Mon souhait est qu’il dégage un ensemble de mesures cohérent, permettant de réaliser de manière optimale et suffisante les projets choisis. Et qui dit choisir dit renoncer.” Selon lui, mieux vaut dès lors renoncer à certains points “plutôt que de saupoudrer les budgets disponibles entre trop de projets qui souffriront de manque de moyens. Puis restera à “réaliser”, pour que la Wallonie passe à une vitesse numérique largement supérieure!”

Olivier de Wasseige: “Mon souhait est que le gouvernement wallon dégage un ensemble de mesures cohérent, permettant de réaliser de manière optimale et suffisante les projets choisis. Peu importe les outils, pourvu qu’on ait les résultats!”

Le “top 3” de Laurent Grumiaux? Une meilleure intégration du numérique (équipements et cours) dans les écoles. Une meilleure promotion et des aides aux entreprises actives dans le secteur “qui doivent faire beaucoup de sacrifices, de recherche et d’investissements pour percer.” Et permettre de prendre des risques, de se tromper, via la mise en oeuvre de “bourses aux nouvelles idées”.

Le bon grain… et l’autre

Quels sont, selon nos interlocuteurs, les points les plus positifs qu’ils dégagent des travaux du Conseil du Numérique et des Ateliers thématiques?

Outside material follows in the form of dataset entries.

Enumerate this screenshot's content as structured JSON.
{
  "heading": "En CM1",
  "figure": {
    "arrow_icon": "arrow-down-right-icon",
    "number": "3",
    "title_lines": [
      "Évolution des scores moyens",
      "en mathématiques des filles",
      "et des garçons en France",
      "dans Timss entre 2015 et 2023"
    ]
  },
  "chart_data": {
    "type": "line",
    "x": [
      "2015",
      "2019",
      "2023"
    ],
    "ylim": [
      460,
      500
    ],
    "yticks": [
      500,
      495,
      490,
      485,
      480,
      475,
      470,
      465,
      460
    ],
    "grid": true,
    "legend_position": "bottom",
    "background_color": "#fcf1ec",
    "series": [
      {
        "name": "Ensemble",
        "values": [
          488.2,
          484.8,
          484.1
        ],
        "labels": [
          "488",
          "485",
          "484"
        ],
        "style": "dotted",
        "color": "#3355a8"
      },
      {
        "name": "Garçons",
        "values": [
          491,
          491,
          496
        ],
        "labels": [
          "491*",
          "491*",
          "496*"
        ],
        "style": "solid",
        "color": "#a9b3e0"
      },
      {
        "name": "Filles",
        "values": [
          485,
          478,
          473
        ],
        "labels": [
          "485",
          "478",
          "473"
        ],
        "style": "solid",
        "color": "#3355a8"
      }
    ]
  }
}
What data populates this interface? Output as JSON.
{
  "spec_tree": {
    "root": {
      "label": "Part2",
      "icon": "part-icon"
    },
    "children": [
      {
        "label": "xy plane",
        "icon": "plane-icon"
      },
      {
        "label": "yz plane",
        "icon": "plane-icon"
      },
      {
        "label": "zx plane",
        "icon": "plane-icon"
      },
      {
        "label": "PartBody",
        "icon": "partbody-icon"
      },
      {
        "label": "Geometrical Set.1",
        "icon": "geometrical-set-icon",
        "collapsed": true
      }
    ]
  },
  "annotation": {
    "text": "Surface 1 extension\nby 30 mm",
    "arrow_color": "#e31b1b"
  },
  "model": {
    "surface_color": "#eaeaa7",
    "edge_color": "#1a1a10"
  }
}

Laurent Grumiaux: “L’ouverture d’esprit, les rencontres et le franc-parler de toutes les personnes présentes, ainsi qu’une vraie vision globale partagée.”

Thierry Geerts: “La qualité des gens autour de la table et des discussions. Mais aussi l’ambition du Ministre et du Conseil de rattraper le retard numérique, et la quantité et qualité des idées avancées.”

Thierry Geerts (Google): “L’initiative est fantastique, l’énergie nécessaire. Réfléchissons maintenant tous à la manière de les faire fonctionner pour soutenir le développement digital de la Wallonie!”

Mais, sur ce dernier point, il semble être ressorti des travaux du Conseil du Numérique avec des sentiments contradictoires puisqu’il déclare également qu’il y a en effet eu “beaucoup de bonnes idées mais peut-être trop peu de ‘grandes’ idées, à mon avis. La Wallonie pourrait avoir davantage de grandes ambitions…”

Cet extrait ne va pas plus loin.